Jackson Browne wins Republican apology over song

Musician Jackson Browne performs before a town meeting for former Democratic presidential candidate and former U.S. Senator John Edwards in Iowa City, Iowa, in this November 19, 2007 file photo. REUTERS/Shannon Stapleton/Files

LOS ANGELES (Reuters) - Senator John McCain and his Republican Party publicly apologized to singer Jackson Browne on Tuesday for using his song “Running on Empty” without permission in a campaign advertisement last year.

The apology came as Browne and McCain’s Republican camp agreed on a settlement to the lawsuit that the singer filed in August, soon after the advertisement aired.

Browne’s 1977 song was used by the Ohio Republican Party in an attack on Barack Obama that was critical of the Democrat’s stance on gas conservation. Obama defeated McCain in last November’s presidential election.

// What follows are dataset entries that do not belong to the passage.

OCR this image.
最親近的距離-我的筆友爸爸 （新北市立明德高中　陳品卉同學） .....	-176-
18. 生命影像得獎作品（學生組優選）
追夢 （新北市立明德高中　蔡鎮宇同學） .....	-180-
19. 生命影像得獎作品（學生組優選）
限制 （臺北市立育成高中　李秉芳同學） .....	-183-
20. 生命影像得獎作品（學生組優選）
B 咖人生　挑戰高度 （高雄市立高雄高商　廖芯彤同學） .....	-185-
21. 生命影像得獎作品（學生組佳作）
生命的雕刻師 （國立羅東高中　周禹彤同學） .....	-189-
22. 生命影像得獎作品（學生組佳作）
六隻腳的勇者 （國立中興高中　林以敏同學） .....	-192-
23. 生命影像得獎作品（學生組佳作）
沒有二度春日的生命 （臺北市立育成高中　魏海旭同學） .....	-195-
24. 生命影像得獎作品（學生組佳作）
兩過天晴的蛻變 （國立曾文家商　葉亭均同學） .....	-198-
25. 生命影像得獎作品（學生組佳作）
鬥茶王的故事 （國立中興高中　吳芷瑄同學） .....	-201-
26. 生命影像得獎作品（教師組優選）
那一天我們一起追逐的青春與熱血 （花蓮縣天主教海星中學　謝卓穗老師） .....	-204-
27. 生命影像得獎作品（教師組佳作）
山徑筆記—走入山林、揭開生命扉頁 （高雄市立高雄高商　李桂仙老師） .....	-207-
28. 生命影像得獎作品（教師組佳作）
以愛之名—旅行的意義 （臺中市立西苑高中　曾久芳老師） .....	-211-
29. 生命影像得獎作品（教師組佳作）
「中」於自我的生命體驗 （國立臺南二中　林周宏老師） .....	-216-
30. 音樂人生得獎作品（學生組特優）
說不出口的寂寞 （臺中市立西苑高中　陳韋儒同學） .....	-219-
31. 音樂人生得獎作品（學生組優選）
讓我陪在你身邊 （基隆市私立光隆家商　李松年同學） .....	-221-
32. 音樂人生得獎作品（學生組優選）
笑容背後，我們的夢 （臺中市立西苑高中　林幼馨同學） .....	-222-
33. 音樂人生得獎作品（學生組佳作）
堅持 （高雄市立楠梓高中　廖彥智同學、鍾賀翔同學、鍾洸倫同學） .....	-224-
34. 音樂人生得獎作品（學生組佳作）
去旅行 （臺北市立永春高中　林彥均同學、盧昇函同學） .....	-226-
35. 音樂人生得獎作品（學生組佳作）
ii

“We apologize that a portion of the Jackson Browne song ‘Running on Empty’ was used without permission,” McCain, the Republican National Committee and the Ohio Republican Party said in a statement.

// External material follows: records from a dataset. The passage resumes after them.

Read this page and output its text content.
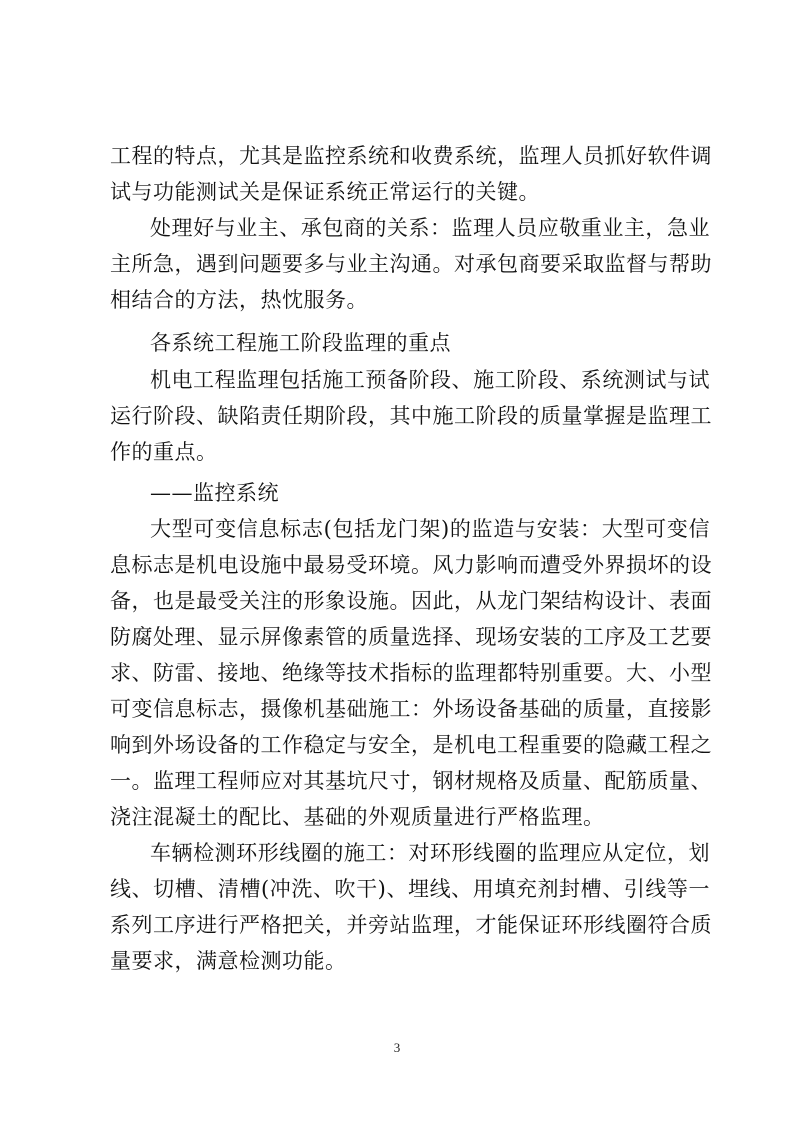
工程的特点，尤其是监控系统和收费系统，监理人员抓好软件调
试与功能测试关是保证系统正常运行的关键。
处理好与业主、承包商的关系：监理人员应敬重业主，急业
主所急，遇到问题要多与业主沟通。对承包商要采取监督与帮助
相结合的方法，热忱服务。
各系统工程施工阶段监理的重点
机电工程监理包括施工预备阶段、施工阶段、系统测试与试
运行阶段、缺陷责任期阶段，其中施工阶段的质量掌握是监理工
作的重点。
——监控系统
大型可变信息标志(包括龙门架)的监造与安装：大型可变信
息标志是机电设施中最易受环境。风力影响而遭受外界损坏的设
备，也是最受关注的形象设施。因此，从龙门架结构设计、表面
防腐处理、显示屏像素管的质量选择、现场安装的工序及工艺要
求、防雷、接地、绝缘等技术指标的监理都特别重要。大、小型
可变信息标志，摄像机基础施工：外场设备基础的质量，直接影
响到外场设备的工作稳定与安全，是机电工程重要的隐藏工程之
一。监理工程师应对其基坑尺寸，钢材规格及质量、配筋质量、
浇注混凝土的配比、基础的外观质量进行严格监理。
车辆检测环形线圈的施工：对环形线圈的监理应从定位，划
线、切槽、清槽(冲洗、吹干)、埋线、用填充剂封槽、引线等一
系列工序进行严格把关，并旁站监理，才能保证环形线圈符合质
量要求，满意检测功能。
3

The Republican camp also pledged in future elections to obtain permissions and licenses from artists “where appropriate” when using their copyrighted works.

Browne, a liberal activist, told Billboard he would “absolutely” sue political candidates and groups he supports if they used his music without authorization.

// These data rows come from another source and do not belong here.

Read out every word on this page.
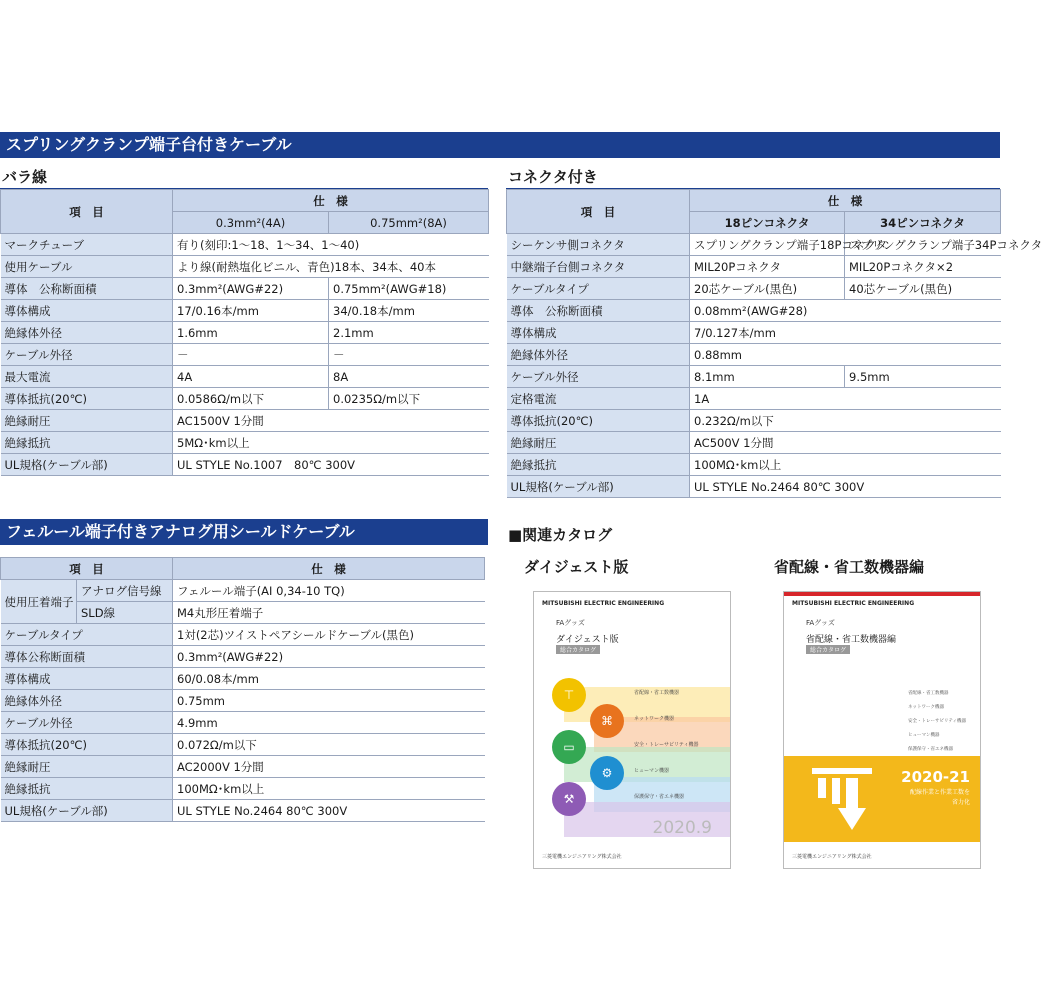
スプリングクランプ端子台付きケーブル
バラ線
項　目	仕　様	
	0.3mm²(4A)	0.75mm²(8A)
マークチューブ	有り(刻印:1～18、1～34、1～40)	
使用ケーブル	より線(耐熱塩化ビニル、青色)18本、34本、40本	
導体　公称断面積	0.3mm²(AWG#22)	0.75mm²(AWG#18)
導体構成	17/0.16本/mm	34/0.18本/mm
絶縁体外径	1.6mm	2.1mm
ケーブル外径	－	－
最大電流	4A	8A
導体抵抗(20℃)	0.0586Ω/m以下	0.0235Ω/m以下
絶縁耐圧	AC1500V 1分間	
絶縁抵抗	5MΩ･km以上	
UL規格(ケーブル部)	UL STYLE No.1007　80℃ 300V	
コネクタ付き
項　目	仕　様	
	18ピンコネクタ	34ピンコネクタ
シーケンサ側コネクタ	スプリングクランプ端子18Pコネクタ	スプリングクランプ端子34Pコネクタ
中継端子台側コネクタ	MIL20Pコネクタ	MIL20Pコネクタ×2
ケーブルタイプ	20芯ケーブル(黒色)	40芯ケーブル(黒色)
導体　公称断面積	0.08mm²(AWG#28)	
導体構成	7/0.127本/mm	
絶縁体外径	0.88mm	
ケーブル外径	8.1mm	9.5mm
定格電流	1A	
導体抵抗(20℃)	0.232Ω/m以下	
絶縁耐圧	AC500V 1分間	
絶縁抵抗	100MΩ･km以上	
UL規格(ケーブル部)	UL STYLE No.2464 80℃ 300V	
フェルール端子付きアナログ用シールドケーブル
項　目		仕　様
使用圧着端子	アナログ信号線	フェルール端子(AI 0,34-10 TQ)
	SLD線	M4丸形圧着端子
ケーブルタイプ		1対(2芯)ツイストペアシールドケーブル(黒色)
導体公称断面積		0.3mm²(AWG#22)
導体構成		60/0.08本/mm
絶縁体外径		0.75mm
ケーブル外径		4.9mm
導体抵抗(20℃)		0.072Ω/m以下
絶縁耐圧		AC2000V 1分間
絶縁抵抗		100MΩ･km以上
UL規格(ケーブル部)		UL STYLE No.2464 80℃ 300V
■関連カタログ
ダイジェスト版	省配線・省工数機器編
MITSUBISHI ELECTRIC ENGINEERING
FAグッズ
ダイジェスト版
総合カタログ
⊤
⌘
▭
⚙
⚒
省配線・省工数機器
ネットワーク機器
安全・トレーサビリティ機器
ヒューマン機器
保護保守・省エネ機器
2020.9
三菱電機エンジニアリング株式会社
MITSUBISHI ELECTRIC ENGINEERING
FAグッズ
省配線・省工数機器編
総合カタログ
省配線・省工数機器
ネットワーク機器
安全・トレーサビリティ機器
ヒューマン機器
保護保守・省エネ機器
2020-21
配線作業と作業工数を
省力化
三菱電機エンジニアリング株式会社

“I really hope that people begin to understand what goes into making music,” Browne told the music publication’s website. “It’s not just that one gets paid; it’s that one’s entire enterprise is fed, whether it’s recording studios or the amount of money you can pay our band. ... It is a huge industry.”

Browne had sued McCain, the Republican National Committee and the Ohio Republican Party, accusing them of copyright infringement.

It is not the first time a popular singer has gone after the Republicans for use of a song. In the mid-1980s, Bruce Springsteen complained about then-President Ronald Reagan’s contextually inaccurate use of his song “Born In the U.S.A.” during his re-election campaign.